Deveximentum hanedai
- Conservation status: Least Concern (IUCN 3.1)

Scientific classification
- Kingdom: Animalia
- Phylum: Chordata
- Class: Actinopterygii
- Order: Acanthuriformes
- Family: Leiognathidae
- Genus: Deveximentum
- Species: D. hanedai
- Binomial name: Deveximentum hanedai (Mochizuki & Hayashi, 1989)
- Synonyms: Secutor hanedai Mochizuki & Hayashi 1989

= Deveximentum hanedai =

- Authority: (Mochizuki & Hayashi, 1989)
- Conservation status: LC
- Synonyms: Secutor hanedai Mochizuki & Hayashi 1989

Species of ray-finned fish

Deveximentum hanedai is a species of marine ray-finned fish, a ponyfish from the family Leiognathidae.
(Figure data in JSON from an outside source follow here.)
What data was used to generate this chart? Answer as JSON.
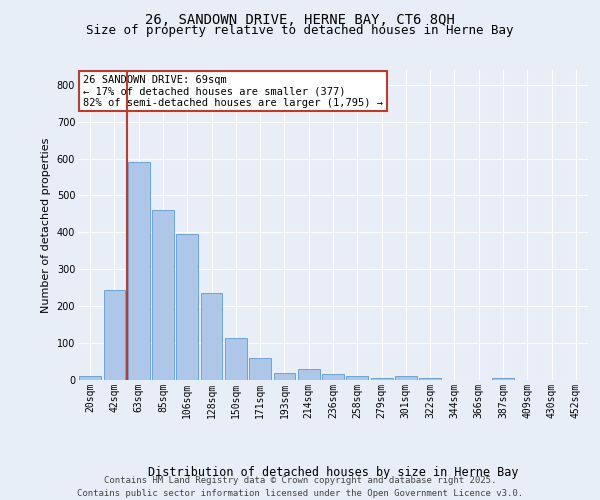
{
  "title_line1": "26, SANDOWN DRIVE, HERNE BAY, CT6 8QH",
  "title_line2": "Size of property relative to detached houses in Herne Bay",
  "xlabel": "Distribution of detached houses by size in Herne Bay",
  "ylabel": "Number of detached properties",
  "footer_line1": "Contains HM Land Registry data © Crown copyright and database right 2025.",
  "footer_line2": "Contains public sector information licensed under the Open Government Licence v3.0.",
  "categories": [
    "20sqm",
    "42sqm",
    "63sqm",
    "85sqm",
    "106sqm",
    "128sqm",
    "150sqm",
    "171sqm",
    "193sqm",
    "214sqm",
    "236sqm",
    "258sqm",
    "279sqm",
    "301sqm",
    "322sqm",
    "344sqm",
    "366sqm",
    "387sqm",
    "409sqm",
    "430sqm",
    "452sqm"
  ],
  "values": [
    10,
    245,
    590,
    460,
    395,
    235,
    115,
    60,
    20,
    30,
    15,
    10,
    5,
    10,
    5,
    0,
    0,
    5,
    0,
    0,
    0
  ],
  "bar_color": "#aec6e8",
  "bar_edge_color": "#5b9bd5",
  "vline_x_index": 2,
  "vline_color": "#c0392b",
  "annotation_text": "26 SANDOWN DRIVE: 69sqm\n← 17% of detached houses are smaller (377)\n82% of semi-detached houses are larger (1,795) →",
  "annotation_box_color": "#c0392b",
  "ylim": [
    0,
    840
  ],
  "yticks": [
    0,
    100,
    200,
    300,
    400,
    500,
    600,
    700,
    800
  ],
  "bg_color": "#e8eef8",
  "plot_bg_color": "#e8eef8",
  "grid_color": "#ffffff",
  "title_fontsize": 10,
  "subtitle_fontsize": 9,
  "ylabel_fontsize": 8,
  "xlabel_fontsize": 8.5,
  "tick_fontsize": 7,
  "footer_fontsize": 6.5,
  "annotation_fontsize": 7.5
}
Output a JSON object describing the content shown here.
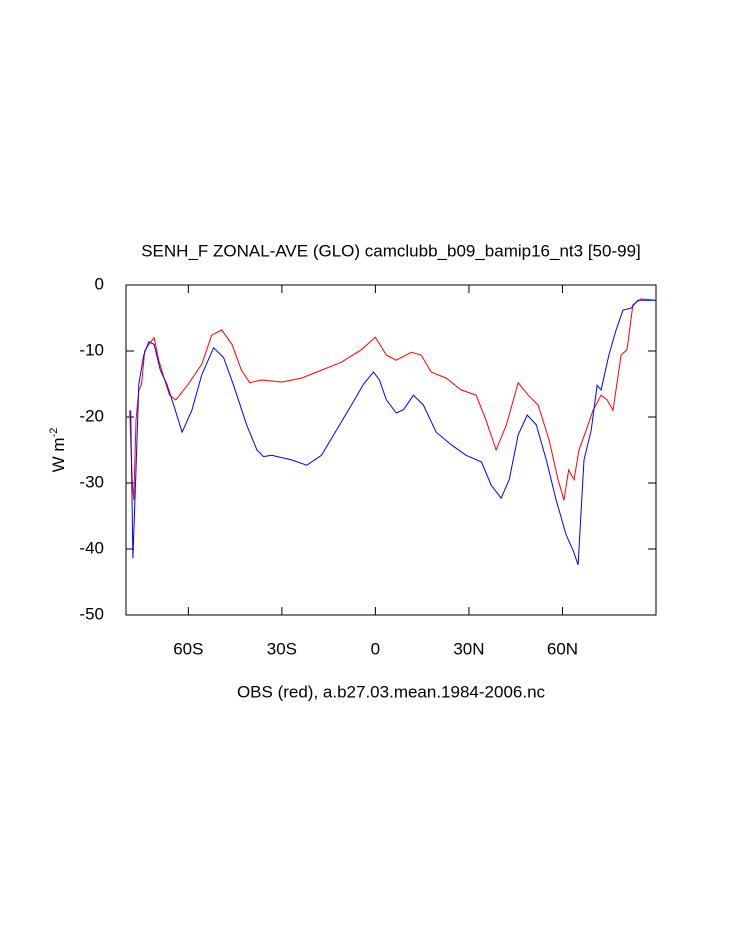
{
  "chart_data": {
    "type": "line",
    "title": "SENH_F ZONAL-AVE (GLO) camclubb_b09_bamip16_nt3 [50-99]",
    "subtitle": "OBS (red), a.b27.03.mean.1984-2006.nc",
    "ylabel": "W m",
    "ylabel_sup": "-2",
    "xlim": [
      -80,
      90
    ],
    "ylim": [
      -50,
      0
    ],
    "xticks": [
      {
        "value": -60,
        "label": "60S"
      },
      {
        "value": -30,
        "label": "30S"
      },
      0,
      {
        "value": 30,
        "label": "30N"
      },
      {
        "value": 60,
        "label": "60N"
      }
    ],
    "yticks": [
      0,
      -10,
      -20,
      -30,
      -40,
      -50
    ],
    "series": [
      {
        "color": "#ff0000",
        "x": [
          -78.8,
          -78,
          -77.5,
          -76.8,
          -75.9,
          -75,
          -74,
          -72.7,
          -71,
          -69.5,
          -67.6,
          -66,
          -64,
          -60,
          -55.7,
          -52.5,
          -49.3,
          -46,
          -43,
          -40.3,
          -36.5,
          -30,
          -23.7,
          -17.3,
          -10.9,
          -4.5,
          0,
          3.5,
          6.7,
          11.5,
          14.7,
          17.9,
          22.7,
          27.5,
          32.3,
          35.5,
          38.7,
          42,
          45.8,
          49,
          52.2,
          55.7,
          58.6,
          60.5,
          62,
          63.7,
          65.3,
          67.6,
          69.8,
          72.4,
          74.3,
          76.2,
          78.8,
          80.7,
          82.6,
          85.2,
          90
        ],
        "values": [
          -19,
          -29.5,
          -32.6,
          -20.5,
          -16,
          -15,
          -10,
          -9,
          -8,
          -11.4,
          -14.4,
          -16.7,
          -17.4,
          -15,
          -12,
          -7.6,
          -6.8,
          -9,
          -12.9,
          -14.8,
          -14.4,
          -14.7,
          -14.1,
          -12.9,
          -11.7,
          -9.8,
          -7.9,
          -10.6,
          -11.4,
          -10.2,
          -10.6,
          -13.2,
          -14.1,
          -15.9,
          -16.7,
          -20.5,
          -25,
          -21.2,
          -14.8,
          -16.7,
          -18.2,
          -23.5,
          -29.5,
          -32.6,
          -28,
          -29.5,
          -25,
          -22,
          -19,
          -16.7,
          -17.4,
          -19,
          -10.6,
          -9.8,
          -3,
          -2.1,
          -2.3
        ]
      },
      {
        "color": "#0000ff",
        "x": [
          -78.5,
          -77.8,
          -76.8,
          -75.9,
          -74.3,
          -72.7,
          -71,
          -69,
          -66.9,
          -64.7,
          -62,
          -58.9,
          -55.7,
          -51.9,
          -48.7,
          -45.5,
          -41.3,
          -38,
          -35.9,
          -33.3,
          -26.9,
          -22,
          -17.3,
          -12.5,
          -7.7,
          -3.8,
          -0.6,
          1.3,
          3.5,
          6.7,
          9,
          12.2,
          15.4,
          19.5,
          24.3,
          29.1,
          34,
          37.1,
          40.3,
          42.9,
          45.8,
          48.7,
          51.6,
          54.8,
          58,
          61.2,
          63.4,
          65,
          66.9,
          69.2,
          71.1,
          72.4,
          74.9,
          77.2,
          79.4,
          82,
          84.2,
          90
        ],
        "values": [
          -19,
          -41.4,
          -28,
          -15,
          -10.6,
          -8.6,
          -9,
          -12.9,
          -15,
          -18.2,
          -22.3,
          -19,
          -13.6,
          -9.5,
          -11,
          -15.2,
          -21.2,
          -25,
          -26,
          -25.8,
          -26.5,
          -27.3,
          -25.8,
          -22,
          -18.2,
          -15,
          -13.2,
          -14.4,
          -17.4,
          -19.4,
          -18.9,
          -16.7,
          -18.2,
          -22.3,
          -24.2,
          -25.8,
          -26.8,
          -30.3,
          -32.3,
          -29.5,
          -22.7,
          -19.7,
          -21.2,
          -26.5,
          -32.6,
          -37.9,
          -40.2,
          -42.4,
          -26.5,
          -22,
          -15.2,
          -15.9,
          -10.6,
          -6.8,
          -3.8,
          -3.5,
          -2.3,
          -2.3
        ]
      }
    ]
  }
}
It isnative to the Indian and Pacific ocean waters around the countries of Thailand, Indonesia and Malaysia. It can be found in marine and brackish waters.

==Size==
This species can reach a length of 7.1 cm SL.

==Etymology==
The specific name honours Yata Haneda (1907–1995), a Japanese biologist who studied bioluminescent organisms, including ponyfishes.